A major focus of Audio and Multimedia researchers has been finding the origin of videos and this led to the development of a method for qualifying Mechanical Turk users. Mechanical Turk is Amazon’s answer to crowd-sourcing, in which average users complete a task for small amounts of money. Crowd-sourcing is used most often to complete tasks that are easy for humans and difficult for computers, but location estimation is difficult for both. The researchers wanted to be able to find a group of people who were qualified to estimate the locations of videos, partly to give a human baseline to compare their system to. They were also developing methods to qualify Mechanical Turk participants so that they could eventually conduct a Mechanical Turk task to place videos from areas that are not well represented on the Web, such as West Africa.
To identify qualified people, they asked participants to estimate the location of a series of videos using online resources such as Google Maps and image search. Their results were compared to those achieved by researchers in the group and by researchers in the multimedia community. They found that about a fifth of their participants were qualified to place videos, meaning that they were able to place videos within 10 kilometers of their origins 80 percent of the time.
The ability to automatically find the origins of videos has implications for online privacy, and the researchers of Audio and Multimedia, along with Robin Sommer and Nick Weaver of Networking and Security, are working to expose the dangers. One project focuses on teaching high school students about the privacy implications of sharing content online since younger people, as the group that uses social media the most and is also the least aware of its potential consequences, are particularly vulnerable to attacks. The researchers are developing classroom tools and building a Web site that help students understand how photos, videos, and text updates shared on social media can be used against them. Much of this work is in collaboration with Dan Garcia from UC Berkeley and the Berkeley Foundation for Opportunities in Information Technology, an ICSI project that supports female students and students from underrepresented ethnicities who want to enter a career in computer science.
In that project and others, researchers are interested in chains of inference, or the aggregation of public and seemingly innocuous information from different Web sites in order to attack privacy. For instance, the researchers have shown how it is possible to link accounts on different sites – such as Yelp, Twitter, and Flickr – based on the length of videos posted and other factors, even when the username is different.

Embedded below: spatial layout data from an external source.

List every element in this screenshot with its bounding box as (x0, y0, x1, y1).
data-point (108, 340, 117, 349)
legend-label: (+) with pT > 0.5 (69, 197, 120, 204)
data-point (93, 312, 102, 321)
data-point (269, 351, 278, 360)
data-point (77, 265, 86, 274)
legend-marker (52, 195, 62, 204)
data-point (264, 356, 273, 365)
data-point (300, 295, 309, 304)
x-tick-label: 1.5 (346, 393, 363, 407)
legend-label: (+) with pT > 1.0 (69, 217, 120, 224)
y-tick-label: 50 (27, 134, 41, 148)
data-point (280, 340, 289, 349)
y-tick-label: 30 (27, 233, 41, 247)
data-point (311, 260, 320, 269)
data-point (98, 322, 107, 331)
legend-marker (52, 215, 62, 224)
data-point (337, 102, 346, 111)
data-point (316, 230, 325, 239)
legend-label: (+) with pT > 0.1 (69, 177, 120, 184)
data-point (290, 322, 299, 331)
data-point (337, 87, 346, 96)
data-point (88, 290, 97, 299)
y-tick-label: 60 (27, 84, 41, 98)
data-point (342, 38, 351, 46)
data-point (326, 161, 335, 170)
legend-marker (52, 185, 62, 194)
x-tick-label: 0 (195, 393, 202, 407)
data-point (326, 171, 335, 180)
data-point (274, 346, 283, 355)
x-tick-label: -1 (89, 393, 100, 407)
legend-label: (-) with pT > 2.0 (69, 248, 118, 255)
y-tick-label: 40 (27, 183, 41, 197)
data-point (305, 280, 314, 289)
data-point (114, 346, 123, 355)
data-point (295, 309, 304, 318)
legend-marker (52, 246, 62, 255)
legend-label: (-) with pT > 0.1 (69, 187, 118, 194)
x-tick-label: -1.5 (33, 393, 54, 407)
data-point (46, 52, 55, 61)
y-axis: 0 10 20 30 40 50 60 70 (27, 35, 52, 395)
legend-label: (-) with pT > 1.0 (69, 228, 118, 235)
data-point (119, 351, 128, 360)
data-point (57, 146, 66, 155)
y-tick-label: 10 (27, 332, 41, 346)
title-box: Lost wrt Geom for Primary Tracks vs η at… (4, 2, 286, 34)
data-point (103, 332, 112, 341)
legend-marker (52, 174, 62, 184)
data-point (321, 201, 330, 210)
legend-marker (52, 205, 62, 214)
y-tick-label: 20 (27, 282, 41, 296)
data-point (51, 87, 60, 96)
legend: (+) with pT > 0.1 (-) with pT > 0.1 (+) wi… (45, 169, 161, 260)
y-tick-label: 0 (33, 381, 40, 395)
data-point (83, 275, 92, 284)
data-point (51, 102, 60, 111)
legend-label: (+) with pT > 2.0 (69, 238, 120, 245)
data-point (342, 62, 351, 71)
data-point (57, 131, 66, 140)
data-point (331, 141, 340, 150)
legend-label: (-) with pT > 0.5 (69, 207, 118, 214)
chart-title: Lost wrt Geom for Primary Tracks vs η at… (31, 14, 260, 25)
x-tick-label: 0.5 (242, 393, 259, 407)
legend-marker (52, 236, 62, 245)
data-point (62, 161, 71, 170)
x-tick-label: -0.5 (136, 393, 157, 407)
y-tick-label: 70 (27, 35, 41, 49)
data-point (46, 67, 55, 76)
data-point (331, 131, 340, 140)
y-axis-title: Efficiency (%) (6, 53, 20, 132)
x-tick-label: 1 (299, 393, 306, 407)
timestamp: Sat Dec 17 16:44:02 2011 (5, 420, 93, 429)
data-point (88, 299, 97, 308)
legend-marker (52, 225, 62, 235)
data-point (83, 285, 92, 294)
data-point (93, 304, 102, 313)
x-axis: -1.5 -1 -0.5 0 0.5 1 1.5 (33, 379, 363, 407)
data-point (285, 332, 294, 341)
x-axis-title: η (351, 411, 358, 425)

It was the privacy implications of such innocuous public information that first sparked Friedland’s interest in multimedia analysis. In 2008, Friedland and Sommer published a technical report that coined the term “cybercasing,” or the use of information freely available online to mount real-world attacks. The case studies they presented relied on geo-tags, detailed information about where a video or photo was taken that is automatically embedded in media captured by devices such as smartphones. They showed how easy it is, for example, to extract the geo-tags of a photo in a Craigslist ad selling valuables and to use information about the best time to call to infer when the seller was away from home.